Il Prologo afferma una verità consolante per i credenti: «A quanti però Lo hanno accolto ha dato potere di diventare figli di Dio». Non tutti siamo figli adottivi di Dio, occorre il Battesimo cristiano per diventarlo, in caso contrario si rimane creature di Dio, esseri umani creati da Dio.
Questa verità scritta da San Giovanni nel Prologo, quindi è Parola di Dio, disturba i fautori del dialogo interreligioso, quelli che, ignorando la Santa Tradizione della Chiesa, pertanto il Magistero autentico.
Certamente noi preghiamo ogni giorno per i non credenti, li amiamo tutti e non condanniamo nessuno. Non accettiamo ovviamente quello che insegnano e che pretendono di imporre alla cristianità, quindi, se siamo tolleranti siamo anche fermamente decisi nella difesa del Vangelo storico.

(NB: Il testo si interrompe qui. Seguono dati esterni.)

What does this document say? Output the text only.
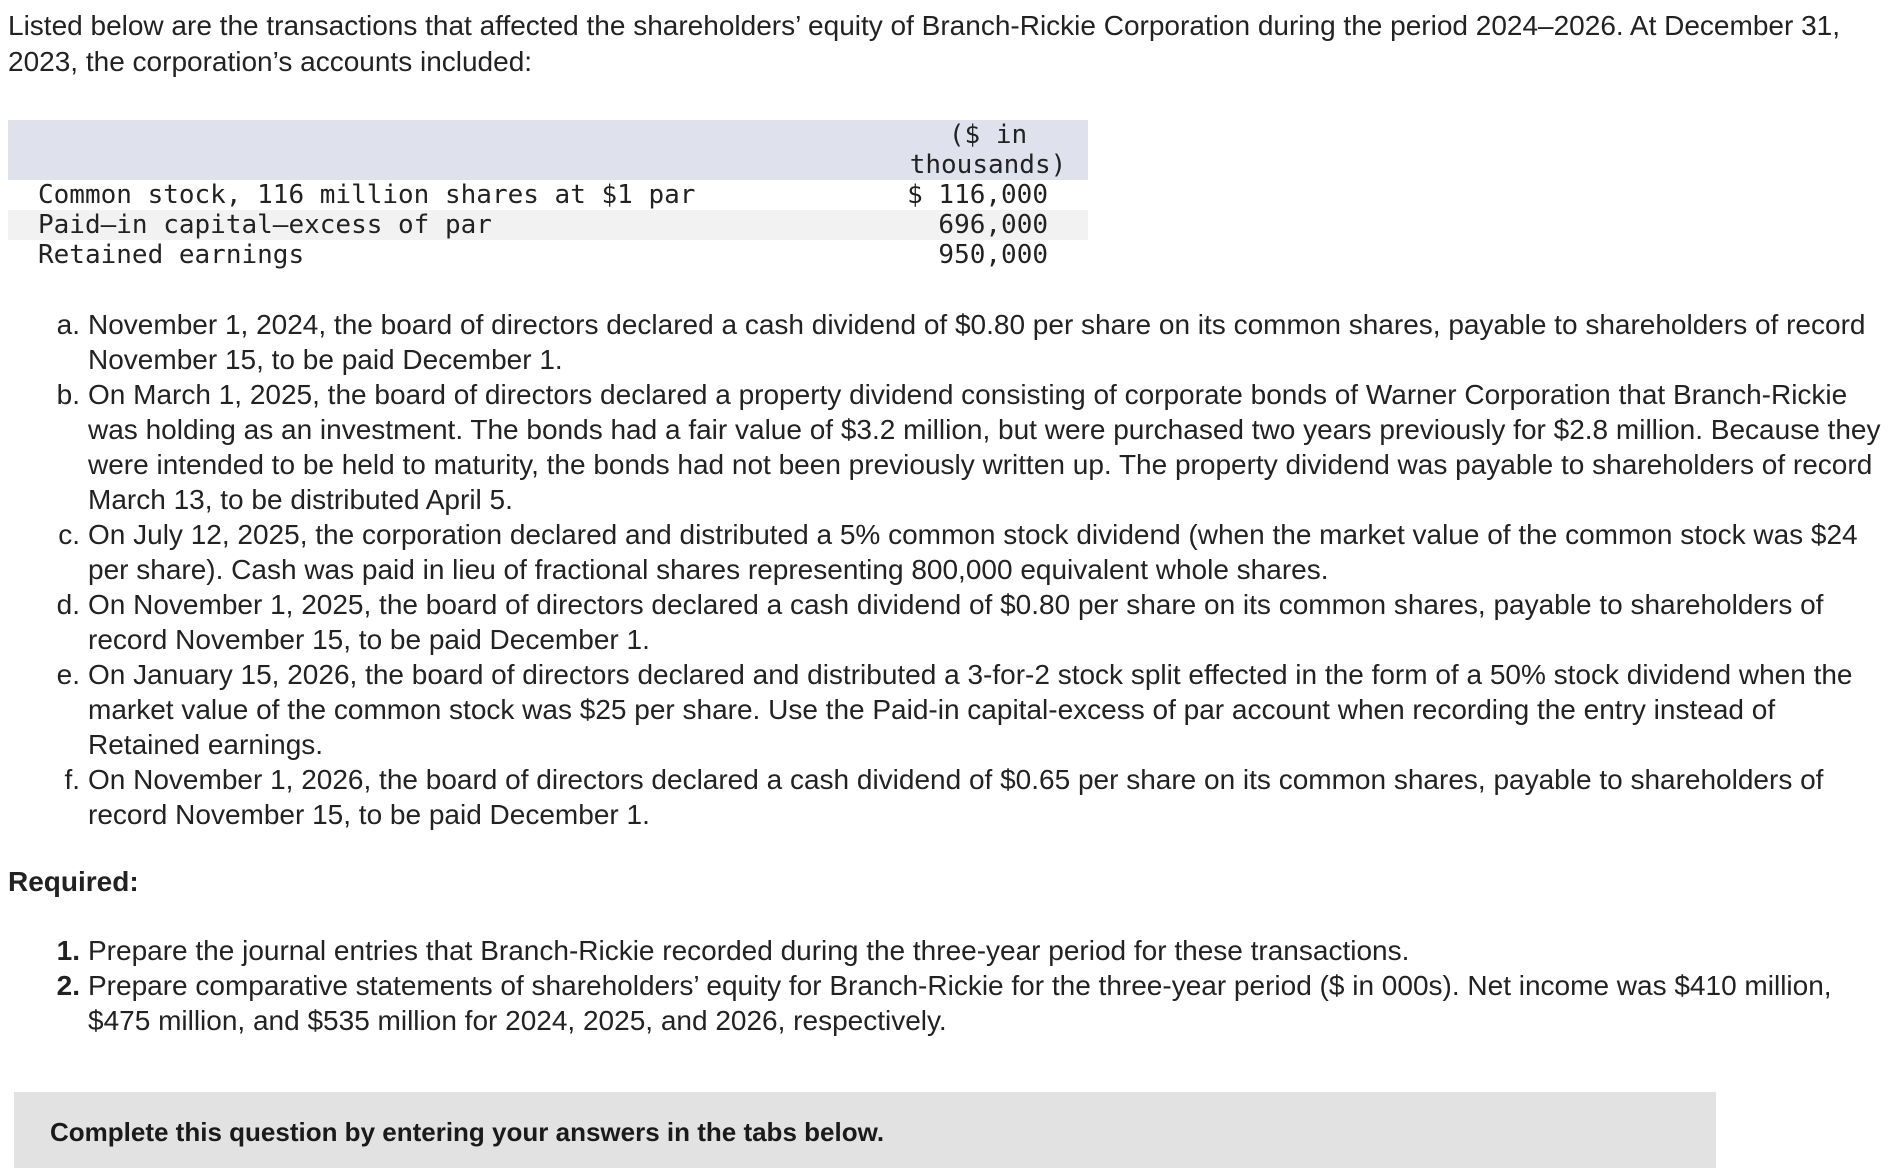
Listed below are the transactions that affected the shareholders’ equity of Branch-Rickie Corporation during the period 2024–2026. At December 31, 2023, the corporation’s accounts included:

	($ in
thousands)
Common stock, 116 million shares at $1 par	$ 116,000
Paid–in capital—excess of par	696,000
Retained earnings	950,000
a. November 1, 2024, the board of directors declared a cash dividend of $0.80 per share on its common shares, payable to shareholders of record November 15, to be paid December 1.
b. On March 1, 2025, the board of directors declared a property dividend consisting of corporate bonds of Warner Corporation that Branch-Rickie was holding as an investment. The bonds had a fair value of $3.2 million, but were purchased two years previously for $2.8 million. Because they were intended to be held to maturity, the bonds had not been previously written up. The property dividend was payable to shareholders of record March 13, to be distributed April 5.
c. On July 12, 2025, the corporation declared and distributed a 5% common stock dividend (when the market value of the common stock was $24 per share). Cash was paid in lieu of fractional shares representing 800,000 equivalent whole shares.
d. On November 1, 2025, the board of directors declared a cash dividend of $0.80 per share on its common shares, payable to shareholders of record November 15, to be paid December 1.
e. On January 15, 2026, the board of directors declared and distributed a 3-for-2 stock split effected in the form of a 50% stock dividend when the market value of the common stock was $25 per share. Use the Paid-in capital-excess of par account when recording the entry instead of Retained earnings.
f. On November 1, 2026, the board of directors declared a cash dividend of $0.65 per share on its common shares, payable to shareholders of record November 15, to be paid December 1.

Required:

1. Prepare the journal entries that Branch-Rickie recorded during the three-year period for these transactions.
2. Prepare comparative statements of shareholders’ equity for Branch-Rickie for the three-year period ($ in 000s). Net income was $410 million, $475 million, and $535 million for 2024, 2025, and 2026, respectively.
Complete this question by entering your answers in the tabs below.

Non è la Chiesa a stabilire i veri figli adottivi di Dio, le Scritture riportano quanto ha ispirato lo Spirito Santo e la frase del Prologo chiarisce che occorre l’accettazione di Cristo nella propria vita, con il Battesimo indicato da Lui per diventare figli di Dio: «A quanti però Lo hanno accolto ha dato potere di diventare figli di Dio».
È facile la deduzione: quelli che non hanno accolto Gesù Cristo non possono e non sono diventati figli di Dio, ma rimangono sue creature.
San Giovanni aggiunge nel Prologo anche altre indicazioni: «… a quelli che credono nel suo Nome, i quali, non da sangue né da volere di carne né da volere di uomo, ma da Dio sono stati generati». È Dio il Creatore, rimane sempre e solo Lui anche per gli atei, i credenti devono comprendere la differenza tra chi accoglie e chi non accoglie Gesù.
Tra i cristiani è assente la consapevolezza di essere figli di Dio, adottivi dopo il Battesimo ma figli. Lo scrive San Paolo in due Lettere, quella ai Romani e agli Efesini: «E voi non avete ricevuto uno spirito da schiavi per ricadere nella paura, ma avete ricevuto uno spirito da figli adottivi per mezzo del quale gridiamo: “Abbà, Padre!”» (Rom 8,15). «… predestinandoci a essere suoi figli adottivi per opera di Gesù Cristo» (Ef 1,5).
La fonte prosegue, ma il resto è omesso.